The equilibrium and dynamical cumulants of QCD chiral order parameter with parametric Landau free energy

TL;DR

This paper models fluctuations of the QCD chiral order parameter near the critical point using a parametric Landau free energy, analyzing both equilibrium and dynamical behaviors, including memory effects and non-monotonic structures.

Contribution

It introduces a parametric Landau free energy approach to study equilibrium and dynamical cumulants of the QCD chiral order parameter near the critical point.

Findings

Discontinuity in the order parameter becomes a smooth crossover in finite systems.

Quartic cumulant $4$ is negative near the phase transition line.

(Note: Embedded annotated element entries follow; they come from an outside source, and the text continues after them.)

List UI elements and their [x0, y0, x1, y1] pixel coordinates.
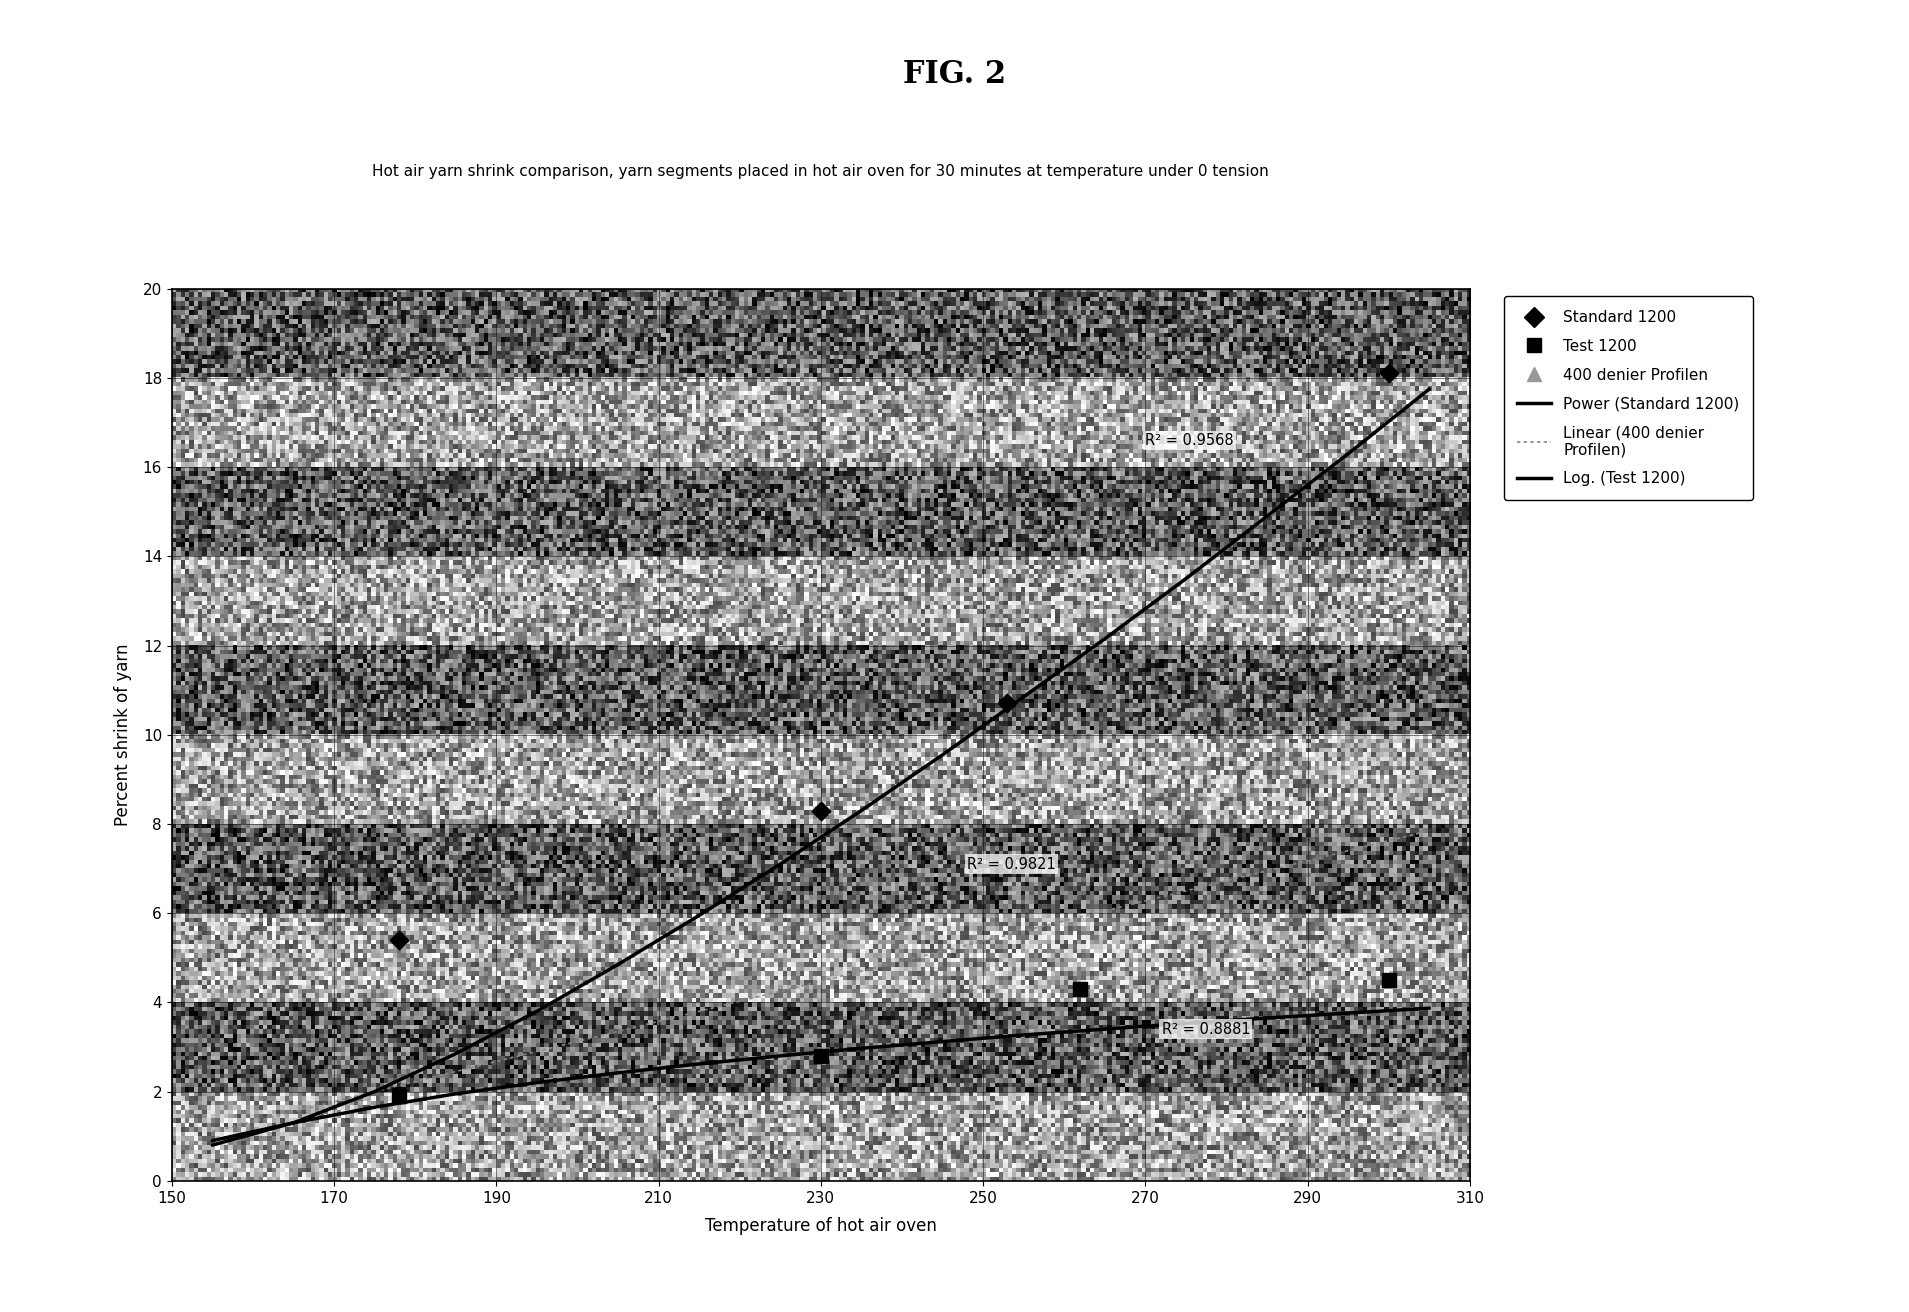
- Y-axis label: Percent shrink of yarn: Percent shrink of yarn: [115, 643, 132, 827]
- Point: [1065, 979, 1096, 1000]
- Point: [806, 800, 836, 821]
- Point: [1374, 363, 1405, 384]
- X-axis label: Temperature of hot air oven: Temperature of hot air oven: [704, 1216, 937, 1235]
- Legend: Standard 1200, Test 1200, 400 denier Profilen, Power (Standard 1200), Linear (40: Standard 1200, Test 1200, 400 denier Pro…: [1504, 297, 1752, 500]
- Point: [384, 929, 414, 950]
- Text: Hot air yarn shrink comparison, yarn segments placed in hot air oven for 30 minu: Hot air yarn shrink comparison, yarn seg…: [372, 164, 1269, 178]
- Text: R² = 0.8881: R² = 0.8881: [1161, 1022, 1250, 1036]
- Point: [1374, 970, 1405, 991]
- Text: R² = 0.9821: R² = 0.9821: [968, 857, 1056, 871]
- Text: R² = 0.9568: R² = 0.9568: [1145, 433, 1233, 447]
- Text: FIG. 2: FIG. 2: [903, 59, 1006, 91]
- Point: [993, 693, 1023, 714]
- Point: [384, 1085, 414, 1106]
- Point: [806, 1046, 836, 1067]
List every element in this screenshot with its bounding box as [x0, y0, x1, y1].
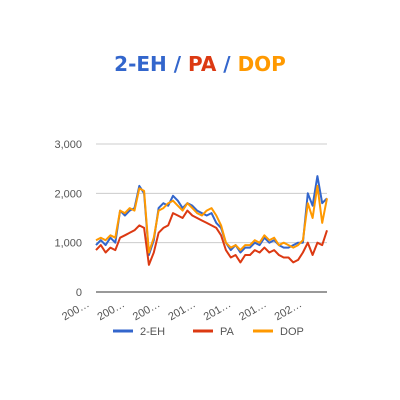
- x-tick-label: 201…: [202, 298, 233, 323]
- y-tick-label: 3,000: [54, 139, 82, 151]
- title-part-dop: DOP: [237, 52, 286, 76]
- x-tick-label: 200…: [60, 298, 91, 323]
- y-tick-label: 2,000: [54, 188, 82, 200]
- series-line-dop: [95, 184, 328, 254]
- title-sep-1: /: [166, 52, 189, 76]
- title-part-pa: PA: [188, 52, 217, 76]
- y-tick-label: 0: [76, 287, 82, 299]
- x-tick-label: 200…: [131, 298, 162, 323]
- x-tick-label: 202…: [273, 298, 304, 323]
- series-line-pa: [95, 209, 328, 266]
- legend-label: DOP: [280, 326, 304, 338]
- legend-label: 2-EH: [140, 326, 165, 338]
- legend-label: PA: [220, 326, 235, 338]
- chart-title: 2-EH / PA / DOP: [0, 52, 400, 76]
- x-tick-label: 200…: [95, 298, 126, 323]
- x-tick-label: 201…: [237, 298, 268, 323]
- title-part-2eh: 2-EH: [114, 52, 167, 76]
- y-tick-label: 1,000: [54, 238, 82, 250]
- x-tick-label: 201…: [166, 298, 197, 323]
- title-sep-2: /: [216, 52, 238, 76]
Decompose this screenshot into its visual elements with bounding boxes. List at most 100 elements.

Dynamical cumulants exhibit strong memory effects and non-monotonic behavior.

Abstract

By linearly parameterizing the QCD Landau free energy near the critical point in the baryon chemical potential and temperature plane, we study the fluctuations of the QCD chiral order parameter field (the $\sigma$ field) in the equilibrium case and dynamical phase transition, respectively. By setting the system size to the typical size of the QGP fireball ($\approx 10^3$ fm$^3$), we show that in the equilibrium case, the discontinuity of the order parameter in the first order phase transition region is replaced by smooth crossover, and the corresponding fluctuations are broadened. Meanwhile, the quartic cumulant $\kappa_4$ of the $\sigma$ field is generally negative near the phase transition line. We further derive the dynamical evolution of the QCD Landau free energy in the Fokker-Plank framework, based on which we deduce the dynamical cumulants of the $\sigma$ field. Assuming the temperature decreases as a known function of time, we numerically evaluate the dynamical cumulants and confirm that the cumulants present clear memory effects. Moreover, the memory effects on the first order phase transition side is stronger than that on the crossover side, and the dynamical cumulants at the hypothetical freeze-out line present rich non-monotonic structures.